Coupon rates are largely influenced by interest rates set by the government. Therefore, if the government raises the minimum interest rate to 6%, all pre-existing bonds with coupon rates below 6% lose value.
Anyone looking to sell preexisting bonds must reduce their market price to compensate investors for the bonds’ lower coupon payments compared to newly issued bonds.
Buying a premium bond means buying it for more than face value. Buying a bond at a discount means paying less than its face value. Regardless of purchase price, coupon payments remain the same.

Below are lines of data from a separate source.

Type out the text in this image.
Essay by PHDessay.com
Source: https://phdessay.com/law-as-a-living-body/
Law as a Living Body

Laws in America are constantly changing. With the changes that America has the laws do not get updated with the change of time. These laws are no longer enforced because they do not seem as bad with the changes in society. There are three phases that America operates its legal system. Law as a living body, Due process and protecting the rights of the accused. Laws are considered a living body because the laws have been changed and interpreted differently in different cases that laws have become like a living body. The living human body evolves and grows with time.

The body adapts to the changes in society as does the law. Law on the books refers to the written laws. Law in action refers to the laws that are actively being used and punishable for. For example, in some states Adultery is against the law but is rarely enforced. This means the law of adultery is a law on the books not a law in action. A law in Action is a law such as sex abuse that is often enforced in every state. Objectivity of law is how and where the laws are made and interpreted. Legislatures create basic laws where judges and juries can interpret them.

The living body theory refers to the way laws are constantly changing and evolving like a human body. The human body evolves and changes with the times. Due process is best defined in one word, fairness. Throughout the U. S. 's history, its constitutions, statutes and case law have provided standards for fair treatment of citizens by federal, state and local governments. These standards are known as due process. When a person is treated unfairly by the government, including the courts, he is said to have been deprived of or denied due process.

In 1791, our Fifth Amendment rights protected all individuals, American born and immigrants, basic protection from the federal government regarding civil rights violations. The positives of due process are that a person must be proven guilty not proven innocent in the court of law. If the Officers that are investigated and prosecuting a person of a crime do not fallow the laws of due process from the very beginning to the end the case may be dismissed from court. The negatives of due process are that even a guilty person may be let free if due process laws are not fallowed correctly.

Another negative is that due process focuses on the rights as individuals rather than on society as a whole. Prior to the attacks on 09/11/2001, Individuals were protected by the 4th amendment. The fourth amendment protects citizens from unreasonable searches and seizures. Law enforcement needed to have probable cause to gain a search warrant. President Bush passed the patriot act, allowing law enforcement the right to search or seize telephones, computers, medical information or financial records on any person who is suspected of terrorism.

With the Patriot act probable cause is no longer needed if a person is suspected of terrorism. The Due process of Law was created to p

To understand the full extent of a rate of return on a bond, check its yield to maturity.
Rate of return
The performance of a bond can be measured in different ways. The current yield compares the coupon rate to the current market price of the bond. Therefore, if a $1,000 bond with a coupon rate of 6% sells for $1,000, the current yield is also 6%. However, since the market price of bonds can fluctuate, it may be possible to buy this bond at a price higher or lower than $1,000.
If that same bond is purchased for $800, the current yield becomes 7.5% because the annual coupon payments of $60 represent a larger portion of the purchase price.
A more comprehensive measure of a bond’s rate of return is its yield to maturity (YTM). Since it is possible to generate a profit or a loss by buying bonds above or below par, this return calculation takes into account the effect of the purchase price on the total rate of return. If the purchase price of a bond is equal to its face value, then the coupon rate, current yield and yield to maturity are the same.
When discussing bonds, it is important to note the many types of rates of return that exist. For the purposes of this article, we have focused primarily on current yield. But depending on the situation, it may be more appropriate to use yield to maturity, annual percentage yield (APY), yield to worst (YTW), yield to call, bond equivalent yield (BEY) or the actual annual yield. A good understanding of each and when to use them is helpful when evaluating bonds.
What does it mean if the coupon rate is higher than the yield?
If a bond’s coupon rate is higher than its yield, the bond will trade at a premium. This is because the fixed interest rate on the bond exceeds prevailing interest rates; therefore, people will pay a premium to earn these higher coupon payments. This is why bond prices fluctuate inversely to interest rates. When interest rates fall, bond prices rise.
What is the difference between coupon rate and interest rate?
The coupon rate is the interest rate paid by a bond relative to its face or nominal value. For a fixed-rate bond, it will be the same for its entire maturity. The prevailing interest rates may rise or fall in the meantime, which would instead affect the price of the bond (given its fixed coupon rate). In general, the coupon rate of a bond will be comparable to the interest rates prevailing when it was first issued.
How do you calculate the rate of return?
A bond’s yield, or coupon rate, is calculated by dividing its coupon payment by its face value. A discounted rate of return can be calculated by dividing its coupon by the current market price of the bond.